Current Trends In Knowledge Acquisition


Current Trends In Knowledge Acquisition
DOWNLOAD
Author : Bob Wielinga
language : en
Publisher: IOS Press
Release Date : 1990

Current Trends In Knowledge Acquisition written by Bob Wielinga and has been published by IOS Press this book supported file pdf, txt, epub, kindle and other format this book has been release on 1990 with Computers categories.


Knowledge acquisition has become a major area of artificial intelligence and cognitive science research. The papers in this book show that the area of knowledge acquisition for knowledge-based systems is still a diverse field in which a large number of research topics are being addressed. However, several main themes run through the papers. First, the issues of integrating knowledge from different sources and K.A. tools is a salient topic in many papers. A second major topic in the papers is that of knowledge modelling. Research in knowledge-based systems emphasises the use of generic models of reasoning and its underlying knowledge. An important trend in the area of knowledge modelling aims at the formalisation of knowledge models. Where the field of knowledge acquisition was without tools and techniques years ago, now there is a rapidly growing body of techniques and tools. Apart from the integrated workbenches already mentioned above, several papers in this book present new tools. Although knowledge acquisition and machine learning have been considered as separate subfields of AI, there is a tendency for the two fields to come together. This publication combines machine learning techniques with more conventional knowledge elicitation techniques. A framework is presented in which reasoning, problem solving and learning together form a knowledge intensive system that can acquire knowledge from its own experience.

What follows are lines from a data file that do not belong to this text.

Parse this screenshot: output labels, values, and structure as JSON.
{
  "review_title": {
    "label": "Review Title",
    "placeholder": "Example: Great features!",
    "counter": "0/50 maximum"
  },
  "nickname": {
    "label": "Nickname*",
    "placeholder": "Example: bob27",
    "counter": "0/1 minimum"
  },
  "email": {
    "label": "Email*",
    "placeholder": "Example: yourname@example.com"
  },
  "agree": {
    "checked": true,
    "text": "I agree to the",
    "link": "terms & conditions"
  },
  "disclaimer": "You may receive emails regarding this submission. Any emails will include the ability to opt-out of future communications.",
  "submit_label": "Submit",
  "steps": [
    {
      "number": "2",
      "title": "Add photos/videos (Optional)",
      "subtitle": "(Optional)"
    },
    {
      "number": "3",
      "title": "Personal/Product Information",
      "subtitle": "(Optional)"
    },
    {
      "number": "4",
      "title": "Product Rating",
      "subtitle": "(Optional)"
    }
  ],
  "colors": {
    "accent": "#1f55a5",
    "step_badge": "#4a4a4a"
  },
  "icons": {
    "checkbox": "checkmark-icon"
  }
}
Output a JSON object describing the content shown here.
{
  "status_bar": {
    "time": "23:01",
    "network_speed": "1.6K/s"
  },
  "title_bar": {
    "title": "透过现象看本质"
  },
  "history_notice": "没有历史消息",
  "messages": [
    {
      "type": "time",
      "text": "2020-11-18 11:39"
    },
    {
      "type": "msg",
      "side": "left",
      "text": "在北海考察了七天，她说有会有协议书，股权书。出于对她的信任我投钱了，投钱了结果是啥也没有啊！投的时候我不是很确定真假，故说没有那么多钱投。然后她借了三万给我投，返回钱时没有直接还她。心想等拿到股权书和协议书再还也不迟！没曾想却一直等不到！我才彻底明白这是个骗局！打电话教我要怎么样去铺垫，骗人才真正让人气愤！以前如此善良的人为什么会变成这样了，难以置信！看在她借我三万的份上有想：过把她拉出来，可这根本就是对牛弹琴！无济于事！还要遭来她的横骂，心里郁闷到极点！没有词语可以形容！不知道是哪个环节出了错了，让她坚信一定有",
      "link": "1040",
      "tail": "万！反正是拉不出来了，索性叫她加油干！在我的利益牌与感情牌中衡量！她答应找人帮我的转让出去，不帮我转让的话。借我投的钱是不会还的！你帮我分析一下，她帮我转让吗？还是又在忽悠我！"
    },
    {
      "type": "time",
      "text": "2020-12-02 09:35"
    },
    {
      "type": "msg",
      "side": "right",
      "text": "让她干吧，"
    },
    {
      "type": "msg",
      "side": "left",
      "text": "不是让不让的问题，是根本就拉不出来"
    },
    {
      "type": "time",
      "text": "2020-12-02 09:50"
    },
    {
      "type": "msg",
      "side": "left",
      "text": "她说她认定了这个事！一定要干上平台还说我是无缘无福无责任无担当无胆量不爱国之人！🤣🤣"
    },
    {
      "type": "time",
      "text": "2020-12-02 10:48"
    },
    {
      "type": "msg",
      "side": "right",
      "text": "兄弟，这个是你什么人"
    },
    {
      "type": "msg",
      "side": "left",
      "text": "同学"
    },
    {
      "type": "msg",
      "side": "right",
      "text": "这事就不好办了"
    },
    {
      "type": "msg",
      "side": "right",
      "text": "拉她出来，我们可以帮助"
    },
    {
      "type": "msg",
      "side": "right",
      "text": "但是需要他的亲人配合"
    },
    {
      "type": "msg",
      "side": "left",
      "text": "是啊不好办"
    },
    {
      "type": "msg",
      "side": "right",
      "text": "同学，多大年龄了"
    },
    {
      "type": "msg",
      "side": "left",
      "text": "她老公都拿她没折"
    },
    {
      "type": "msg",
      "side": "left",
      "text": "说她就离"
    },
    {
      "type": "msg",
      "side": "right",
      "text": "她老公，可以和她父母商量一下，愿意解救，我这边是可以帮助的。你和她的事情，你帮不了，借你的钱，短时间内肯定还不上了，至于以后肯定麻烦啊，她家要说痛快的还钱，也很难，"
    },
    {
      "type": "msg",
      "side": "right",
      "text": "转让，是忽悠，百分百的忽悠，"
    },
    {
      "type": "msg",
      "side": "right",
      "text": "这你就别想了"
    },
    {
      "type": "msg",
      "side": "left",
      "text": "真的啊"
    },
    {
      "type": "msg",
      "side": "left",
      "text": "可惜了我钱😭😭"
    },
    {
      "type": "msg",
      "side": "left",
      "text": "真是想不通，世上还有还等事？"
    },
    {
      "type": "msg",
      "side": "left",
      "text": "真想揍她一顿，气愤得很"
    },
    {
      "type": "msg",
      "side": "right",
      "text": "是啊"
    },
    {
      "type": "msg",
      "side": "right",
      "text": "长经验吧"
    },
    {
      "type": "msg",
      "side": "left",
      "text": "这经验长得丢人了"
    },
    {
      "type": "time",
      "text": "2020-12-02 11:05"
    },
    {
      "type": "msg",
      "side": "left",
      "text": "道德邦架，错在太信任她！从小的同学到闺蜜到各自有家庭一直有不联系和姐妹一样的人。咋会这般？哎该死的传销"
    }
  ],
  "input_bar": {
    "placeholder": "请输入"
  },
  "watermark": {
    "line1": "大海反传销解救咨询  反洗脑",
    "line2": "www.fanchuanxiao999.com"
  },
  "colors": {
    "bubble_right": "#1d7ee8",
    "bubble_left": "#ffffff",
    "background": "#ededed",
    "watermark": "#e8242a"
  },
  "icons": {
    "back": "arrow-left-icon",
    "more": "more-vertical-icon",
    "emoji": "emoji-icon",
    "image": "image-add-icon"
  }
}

Machine Learning Methods For Commonsense Reasoning Processes Interactive Models


Machine Learning Methods For Commonsense Reasoning Processes Interactive Models
DOWNLOAD
Author : Naidenova, Xenia
language : en
Publisher: IGI Global
Release Date : 2009-10-31

Machine Learning Methods For Commonsense Reasoning Processes Interactive Models written by Naidenova, Xenia and has been published by IGI Global this book supported file pdf, txt, epub, kindle and other format this book has been release on 2009-10-31 with Computers categories.


This book suggests that classification is a key to human commonsense reasoning and transforms traditional considerations of data and knowledge communications, presenting an effective classification of logical rules used in the modeling of commonsense reasoning.